Von Benedikt Müller, Düsseldorf

Als Heinrich Hiesinger vor sieben Jahren als Chef bei Thyssenkrupp antrat, gab er sich auffällig bodenständig. "Ich gestehe, ich bin als Minderjähriger auf dem Hof meiner Eltern ohne Führerschein mit dem Trecker gefahren", erzählte der Schwabe damals und fügte mit einem Schmunzeln an: "Ich hoffe, Sie fordern jetzt nicht meinen Rücktritt." In den Folgejahren rettete Hiesinger den Traditionskonzern vor der Pleite, die nach milliardenschweren Fehlentscheidungen allzu stolzer Ruhrbarone vor ihm gedroht hatte.

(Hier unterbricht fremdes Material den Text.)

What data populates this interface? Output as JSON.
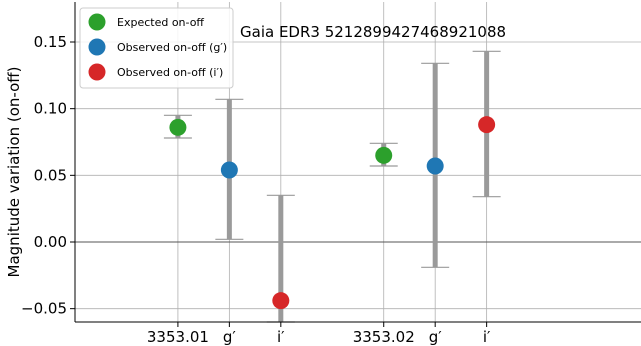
{
  "chart_data": {
    "type": "scatter",
    "title": "",
    "annotation": "Gaia EDR3 5212899427468921088",
    "xlabel": "",
    "ylabel": "Magnitude variation (on-off)",
    "ylim": [
      -0.06,
      0.18
    ],
    "y_ticks": [
      -0.05,
      0.0,
      0.05,
      0.1,
      0.15
    ],
    "y_tick_labels": [
      "−0.05",
      "0.00",
      "0.05",
      "0.10",
      "0.15"
    ],
    "xlim": [
      -1,
      10
    ],
    "x_ticks": [
      1,
      2,
      3,
      5,
      6,
      7
    ],
    "x_tick_labels": [
      "3353.01",
      "g′",
      "i′",
      "3353.02",
      "g′",
      "i′"
    ],
    "grid": true,
    "zero_line": true,
    "legend_position": "top-left",
    "series": [
      {
        "name": "Expected on-off",
        "color": "#2ca02c",
        "points": [
          {
            "x": 1,
            "y": 0.086,
            "err_low": 0.078,
            "err_high": 0.095
          },
          {
            "x": 5,
            "y": 0.065,
            "err_low": 0.057,
            "err_high": 0.074
          }
        ]
      },
      {
        "name": "Observed on-off (g′)",
        "color": "#1f77b4",
        "points": [
          {
            "x": 2,
            "y": 0.054,
            "err_low": 0.002,
            "err_high": 0.107
          },
          {
            "x": 6,
            "y": 0.057,
            "err_low": -0.019,
            "err_high": 0.134
          }
        ]
      },
      {
        "name": "Observed on-off (i′)",
        "color": "#d62728",
        "points": [
          {
            "x": 3,
            "y": -0.044,
            "err_low": -0.06,
            "err_high": 0.035
          },
          {
            "x": 7,
            "y": 0.088,
            "err_low": 0.034,
            "err_high": 0.143
          }
        ]
      }
    ]
  }
}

Rücktritt? War in all den schwierigen Jahren kein Thema. Nun aber, nachdem Hiesinger endlich eine Lösung für die krisenanfällige Stahlsparte fand, hat er sich plötzlich zum Abschied entschlossen. Der Aufsichtsrat hat seinem Abgang am Freitag zugestimmt. "Die breite Unterstützung der Aktionäre" sei die Grundlage, um einen Konzern wie Thyssenkrupp weiterzuentwickeln, erklärt Hiesinger in einem Brief an die Beschäftigten. Diesen Rückhalt hat der 58-Jährige offenbar verloren.

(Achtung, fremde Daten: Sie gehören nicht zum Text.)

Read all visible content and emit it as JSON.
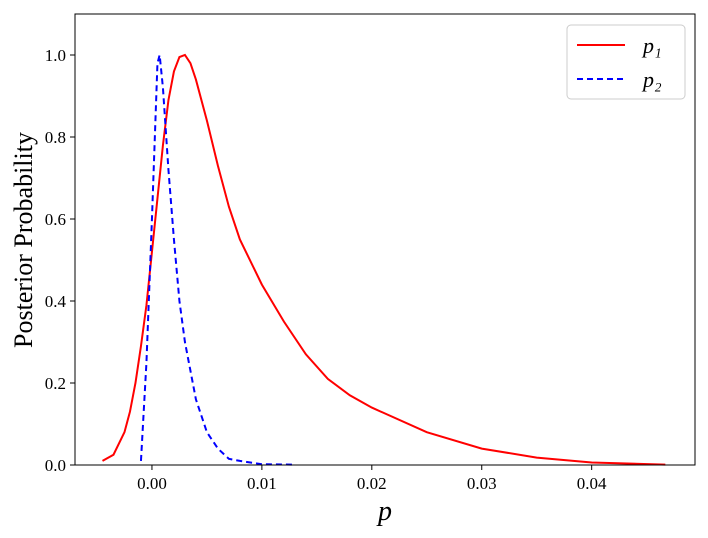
{
  "chart_data": {
    "type": "line",
    "xlabel": "p",
    "ylabel": "Posterior Probability",
    "xlim": [
      -0.007,
      0.0494
    ],
    "ylim": [
      0,
      1.1
    ],
    "xticks": [
      {
        "value": 0,
        "label": "0.00"
      },
      {
        "value": 0.01,
        "label": "0.01"
      },
      {
        "value": 0.02,
        "label": "0.02"
      },
      {
        "value": 0.03,
        "label": "0.03"
      },
      {
        "value": 0.04,
        "label": "0.04"
      }
    ],
    "yticks": [
      {
        "value": 0,
        "label": "0.0"
      },
      {
        "value": 0.2,
        "label": "0.2"
      },
      {
        "value": 0.4,
        "label": "0.4"
      },
      {
        "value": 0.6,
        "label": "0.6"
      },
      {
        "value": 0.8,
        "label": "0.8"
      },
      {
        "value": 1,
        "label": "1.0"
      }
    ],
    "grid": false,
    "legend": "upper right",
    "series": [
      {
        "name": "p₁",
        "color": "#ff0000",
        "dash": "solid",
        "x": [
          -0.0045,
          -0.0035,
          -0.0025,
          -0.002,
          -0.0015,
          -0.001,
          -0.0005,
          0,
          0.0005,
          0.001,
          0.0015,
          0.002,
          0.0025,
          0.003,
          0.0035,
          0.004,
          0.005,
          0.006,
          0.007,
          0.008,
          0.01,
          0.012,
          0.014,
          0.016,
          0.018,
          0.02,
          0.025,
          0.03,
          0.035,
          0.04,
          0.0467
        ],
        "values": [
          0.01,
          0.025,
          0.08,
          0.13,
          0.2,
          0.29,
          0.39,
          0.52,
          0.65,
          0.78,
          0.89,
          0.96,
          0.995,
          1.0,
          0.98,
          0.94,
          0.84,
          0.73,
          0.63,
          0.55,
          0.44,
          0.35,
          0.27,
          0.21,
          0.17,
          0.14,
          0.08,
          0.04,
          0.018,
          0.006,
          0.001
        ]
      },
      {
        "name": "p₂",
        "color": "#0000ff",
        "dash": "dashed",
        "x": [
          -0.001,
          -0.0005,
          0,
          0.0005,
          0.0007,
          0.001,
          0.0015,
          0.002,
          0.0025,
          0.003,
          0.004,
          0.005,
          0.006,
          0.007,
          0.008,
          0.01,
          0.0128
        ],
        "values": [
          0.01,
          0.25,
          0.6,
          0.98,
          1.0,
          0.92,
          0.72,
          0.55,
          0.4,
          0.3,
          0.16,
          0.08,
          0.04,
          0.015,
          0.01,
          0.002,
          0.001
        ]
      }
    ]
  }
}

Die Entscheidung kam auch für den Aufsichtsrat so überraschend, dass er einen Nachfolger nicht parat hatte. Einstweilen soll nun das bestehende Trio aus Finanz-, Personal- und Rechtsvorstand den Konzern leiten. Erstmal ohne Chef soll es also weitergehen. Hiesingers Nachfolge will Thyssenkrupp "in einem strukturierten Prozess" regeln. Mithin stellt der Konzern seine neue Strategie, die Hiesinger eigentlich Anfang nächster Woche vorstellen wollte, auch vorerst zurück. Den Weg in die Zukunft soll ein anderer weisen.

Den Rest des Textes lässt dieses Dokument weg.